Children’s Bookend Lamp

How To Live In Your Childhood Home

Caspian Von Lattorff ‘26

This piece represents childhood books and the old whimsical art style. As the lamp turns on, the light shines through, adding an almost heavenly glow to the proper lampshade.

Walk through the door and pretend that the scent of your childhood home, the aroma of pure warmth, doesn’t remind you of the memories pressed deeply into the walls covered in pictures — pictures of times you don’t quite remember, but wish you did. Wake up every morning, fill your nose with the spice of maple coffee, and try not to think about when mom used to make it for you every day of virtual school. Your wooden bookshelf, still untouched from childhood, every single Junie B. Jones’s book, worn out and tattered, every book Mom would read you to sleep with. Pictures of Dad, with clear skin, no wrinkles, no cancer, hair still bright blonde, beard still a deep red, like the background of the portrait hung in your room – the painting of a woman, pale skin, and blue mint hair, laced with traces of silver, swimming in the swirls of the ocean around her. The painting you would stare at in Mom and Dad’s room, before there were any phones or late nights with friends, the painting that would come alive when your imagination was still awake and your childlike curiosity was so far from fading away. Try not to think about how hopeful you used to be. The dinner table where we would eat, every night at 6, with mom and dad and your sister, now covered with mail from colleges, mom’s notes from your college advisor, seeing where you’ll be sent off to, somewhere far from here, far from home. Try not to scare yourself with the fact that you aren’t as scared to leave this state as you thought you would be. Because there aren’t any more family dinners. Because you don’t get off of work until 7:30, and by that time, mom and dad have already eaten by the TV. Because your sister has her own life, in a completely different city, and you barely speak. Because she is a constant reminder of what once was. Because you have outgrown your childhood home, although it served its purpose, it’s full of past lives and the ghosts of when life was simple.

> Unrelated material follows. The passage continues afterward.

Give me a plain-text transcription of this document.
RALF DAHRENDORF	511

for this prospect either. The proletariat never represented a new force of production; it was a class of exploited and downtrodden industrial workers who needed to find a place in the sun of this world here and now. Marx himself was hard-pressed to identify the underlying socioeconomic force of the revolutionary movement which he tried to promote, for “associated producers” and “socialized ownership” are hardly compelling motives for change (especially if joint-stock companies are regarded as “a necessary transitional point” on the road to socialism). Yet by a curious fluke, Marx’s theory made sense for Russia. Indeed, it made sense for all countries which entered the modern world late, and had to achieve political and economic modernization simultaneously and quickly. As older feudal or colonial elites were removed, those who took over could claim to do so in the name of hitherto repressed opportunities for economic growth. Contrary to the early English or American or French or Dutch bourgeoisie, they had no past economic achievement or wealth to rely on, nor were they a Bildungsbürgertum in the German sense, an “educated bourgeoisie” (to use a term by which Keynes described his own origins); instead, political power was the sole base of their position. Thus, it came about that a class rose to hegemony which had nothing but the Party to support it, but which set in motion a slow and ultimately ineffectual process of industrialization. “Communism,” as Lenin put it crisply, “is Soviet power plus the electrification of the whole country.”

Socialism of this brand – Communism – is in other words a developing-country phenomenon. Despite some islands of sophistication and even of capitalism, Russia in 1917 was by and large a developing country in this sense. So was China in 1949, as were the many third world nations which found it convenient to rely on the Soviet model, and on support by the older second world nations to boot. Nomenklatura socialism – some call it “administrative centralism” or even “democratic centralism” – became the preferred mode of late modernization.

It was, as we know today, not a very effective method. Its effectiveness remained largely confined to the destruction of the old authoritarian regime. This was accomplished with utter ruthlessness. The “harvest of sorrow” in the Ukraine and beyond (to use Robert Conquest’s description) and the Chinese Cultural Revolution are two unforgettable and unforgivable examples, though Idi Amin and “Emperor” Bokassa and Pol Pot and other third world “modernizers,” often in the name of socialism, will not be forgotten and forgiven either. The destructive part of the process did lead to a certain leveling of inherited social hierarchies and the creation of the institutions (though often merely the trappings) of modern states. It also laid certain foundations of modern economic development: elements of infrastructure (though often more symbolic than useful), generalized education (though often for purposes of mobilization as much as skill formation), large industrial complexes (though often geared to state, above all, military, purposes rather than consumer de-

Walk out the door, let the scent linger with the fresh outside air, but let it disappear as you keep walking, until the golden light from the windows is nothing but a glimmer in your peripheral vision.


Ayan Payne ‘25

This poem is focused around nostalgia and how it impacts you as you grow up. This piece explores the feelings that living in your childhood home can evoke. Being ready to grow up and leave home can cause conflicting feelings, so I hope this piece can be relatable to somebody.